India's Nifty Defence Index rose between 30% [1] and 31% [2] over the 12-month period ending around April 2024.

This growth reflects a strategic shift toward domestic military procurement and heightened security priorities following the anniversary of the Pahalgam terror attack. The surge in the index highlights the increasing financial scale of India's homegrown defense industry.

The Indian Defence Ministry allocated a total of Rs 7.85 lakh crore [1] to the sector. This represents a 15% increase in total allocation, signaling a broader commitment to national security infrastructure.
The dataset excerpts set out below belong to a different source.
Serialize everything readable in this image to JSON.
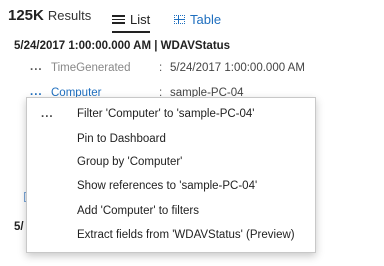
{
  "header": {
    "count": "125K",
    "results_label": "Results",
    "tabs": [
      {
        "label": "List",
        "active": true
      },
      {
        "label": "Table",
        "active": false
      }
    ]
  },
  "record": {
    "title": "5/24/2017 1:00:00.000 AM | WDAVStatus",
    "fields": [
      {
        "dots": "...",
        "name": "TimeGenerated",
        "colon": ":",
        "value": "5/24/2017 1:00:00.000 AM"
      },
      {
        "dots": "...",
        "name": "Computer",
        "colon": ":",
        "value": "sample-PC-04"
      }
    ]
  },
  "next_record_partial": "5/",
  "context_menu": {
    "dots": "...",
    "items": [
      "Filter 'Computer' to 'sample-PC-04'",
      "Pin to Dashboard",
      "Group by 'Computer'",
      "Show references to 'sample-PC-04'",
      "Add 'Computer' to filters",
      "Extract fields from 'WDAVStatus' (Preview)"
    ]
  },
  "colors": {
    "accent": "#1f6fbf",
    "text": "#222222",
    "muted": "#888888"
  }
}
Within this funding, the capital expenditure budget rose 22% to Rs 2.19 lakh crore [1]. These funds are primarily directed toward domestic procurement to reduce reliance on foreign military imports, a core pillar of the current defense strategy.

Market analysts said that companies such as Bharat Electronics Limited (BEL), Mazagon Dock, and Hindustan Aeronautics Limited (HAL) remained in focus during this period of expansion [2]. The growth in the Nifty Defence Index correlates with the government's push to modernize its arsenal through local manufacturing.

The acceleration in spending follows a year of intensified focus on border security and counter-terrorism measures. By prioritizing internal production, the ministry aims to strengthen the industrial base while meeting immediate operational needs.

India's Nifty Defence Index rose between 30% and 31% over the 12-month period.

The simultaneous rise in the Nifty Defence Index and the capital expenditure budget indicates a symbiotic relationship between government policy and market performance. By aggressively increasing domestic procurement and funding, India is attempting to pivot from a buyer's market to a producer's market, reducing strategic vulnerability to foreign supply chain disruptions while stimulating the domestic economy.